Back like some rare form of locust on the swarm again after seven years are the Maharajas with their fifth long player. The only morph since last time is the swap of drummers: Jesper Karlsson (Nymphet Noodlers, Diamond Dogs, Thunder Express, Dundertåget, Odyssey/Black Temple…) in for Ricard Harryson. For you newbies the band is a Swedish conglomeration of a guitarist from the first international garage rock revival, Jens Lindberg (Crimson Shadows, High Speeed V, Blindshag, Mongrels, Cliffhangers, Stomachmouths, Maggots…) — the heart and soul of the band, and some young ‘uns from the second international garage rock revival: singer/guitarist Mathias Lilja (Strollers, Satans, solo…), and the mysterious Ulf Guttormsson, bass and prime songwriter.
This album might be their finest yet: Strong, kick-ass rock with end points now stretched out to encompass power pop (but unlike many modern pretenders to the throne they don’t forget the power part of the equation, nor the harmonies). Across the course of the album the general sense of movement is from the pop to the rock, with switchbacks along the way. It’s most familiar, occasional reflection is that of Matthew Sweet, if in some alternate universe he hadn’t lost his way after Girlfriend. (See the intro to the bridge of the soaring, janglicious title cut.)
The album leads off with the pumping, driving Nothing in Return, a taut 2’ 45” (8 of the 14 cuts here come in under three minutes). Stacked guitars and vocals weaving in and out, with the melody always bound tightly to ‘em. Then they blast Into the Unknown: A brief single, plucking guitar and distant-treated vocal with a second tonal guitar underlay intro, and then the rest of the band come powering in. The chug and the call-and-response chorus camouflage the faintest echo of Starman in the song. Keeping the booster rockets on they enter the bridge: back comes the treated vocals and a slicing and dicing guitar solo that never loses the through line. Way further down It Doesn’t Matter Anymore is a full-on rocker, mixing both castigation and consolation; the tart and sweet of it matched by the declarative lead vocal and the interjecting backing chorus, along with the morphing, yet always tuneful guitars.
The garage numbers also aren’t simplistic, though classic grinders they remain at heart. Take Family Provider: its intro is the fuzz guitar, organ wash and pounding drums that have led thousands of garage-rock tunes. But the verse vocals come in softer, wrapped in a light gauze of reverb giving the tune a psych twist, which is only heightened by the guitar phasing and enunciation in the bridge. The rhythmic rocker Hunch sounds like my long lost friends from Lund, the Sinners, with Mathias eerily resembling Sven Köhler (at least as my failing memory remembers those early singles), and you have to dig the razor-sharp, six second drum solo. Then just past the two minute mark the song shifts: While still on the raw side it goes blue-eyed soul, call-and-response and then fades out on a countryish guitar solo.

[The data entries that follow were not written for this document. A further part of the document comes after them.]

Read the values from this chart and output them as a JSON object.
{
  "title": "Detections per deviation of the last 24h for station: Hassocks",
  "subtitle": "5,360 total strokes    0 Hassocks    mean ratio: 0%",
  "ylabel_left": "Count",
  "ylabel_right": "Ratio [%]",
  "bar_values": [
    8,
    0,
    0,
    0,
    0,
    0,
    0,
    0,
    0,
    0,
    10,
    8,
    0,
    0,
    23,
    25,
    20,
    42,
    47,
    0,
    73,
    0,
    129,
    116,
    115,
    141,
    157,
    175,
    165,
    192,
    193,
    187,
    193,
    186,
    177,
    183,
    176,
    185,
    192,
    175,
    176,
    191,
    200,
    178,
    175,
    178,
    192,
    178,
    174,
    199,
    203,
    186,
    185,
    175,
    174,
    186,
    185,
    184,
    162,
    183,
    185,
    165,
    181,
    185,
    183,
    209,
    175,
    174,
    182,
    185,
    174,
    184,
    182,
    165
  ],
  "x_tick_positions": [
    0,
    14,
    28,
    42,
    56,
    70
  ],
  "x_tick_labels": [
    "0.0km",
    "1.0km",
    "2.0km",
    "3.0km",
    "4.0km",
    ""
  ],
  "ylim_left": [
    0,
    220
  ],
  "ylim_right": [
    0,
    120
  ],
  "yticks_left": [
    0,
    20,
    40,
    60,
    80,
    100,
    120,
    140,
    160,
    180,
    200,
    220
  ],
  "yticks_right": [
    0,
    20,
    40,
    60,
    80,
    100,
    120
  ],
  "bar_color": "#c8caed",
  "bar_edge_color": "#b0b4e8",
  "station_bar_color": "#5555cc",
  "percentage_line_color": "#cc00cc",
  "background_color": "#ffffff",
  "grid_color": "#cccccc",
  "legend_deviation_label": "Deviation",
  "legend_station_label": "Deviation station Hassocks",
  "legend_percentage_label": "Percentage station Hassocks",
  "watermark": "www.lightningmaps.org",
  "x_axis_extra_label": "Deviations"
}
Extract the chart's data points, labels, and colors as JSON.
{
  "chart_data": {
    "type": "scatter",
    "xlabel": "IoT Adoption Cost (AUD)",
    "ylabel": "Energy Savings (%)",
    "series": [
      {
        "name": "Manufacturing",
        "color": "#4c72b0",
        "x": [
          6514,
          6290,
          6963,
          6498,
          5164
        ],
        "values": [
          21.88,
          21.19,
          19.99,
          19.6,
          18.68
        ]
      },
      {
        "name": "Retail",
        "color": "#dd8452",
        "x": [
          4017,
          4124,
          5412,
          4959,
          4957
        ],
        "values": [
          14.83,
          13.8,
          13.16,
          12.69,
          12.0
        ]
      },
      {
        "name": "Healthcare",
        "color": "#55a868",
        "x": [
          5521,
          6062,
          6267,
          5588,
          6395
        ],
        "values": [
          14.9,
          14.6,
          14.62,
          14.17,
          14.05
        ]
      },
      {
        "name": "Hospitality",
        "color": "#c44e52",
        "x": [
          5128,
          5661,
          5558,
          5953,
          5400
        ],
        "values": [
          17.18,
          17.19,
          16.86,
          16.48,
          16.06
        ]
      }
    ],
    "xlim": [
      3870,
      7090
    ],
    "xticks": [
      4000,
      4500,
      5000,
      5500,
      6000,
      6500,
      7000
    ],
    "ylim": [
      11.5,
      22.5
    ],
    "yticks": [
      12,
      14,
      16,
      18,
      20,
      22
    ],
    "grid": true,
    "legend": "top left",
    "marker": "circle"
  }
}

Mr. Lindberg steps out front for the mid-tempo ballad Water to Wine, bringing his organ up with him: a pensive, dulcet number. At 4’ 39” Hands of Tyme, another ballad, is the longest cut here. Built on a melancholic vocal, big fuzz guitar and an assortment of psych efx, it goes down as well anything else on board.
It’s been, what, six months since I’ve overcome my innate laziness and was impelled to scribble out one of these screeds. If there is even a dozen records this fine to be had in 2015 you’ll be sick of me quicker than I can down a pint of bitter.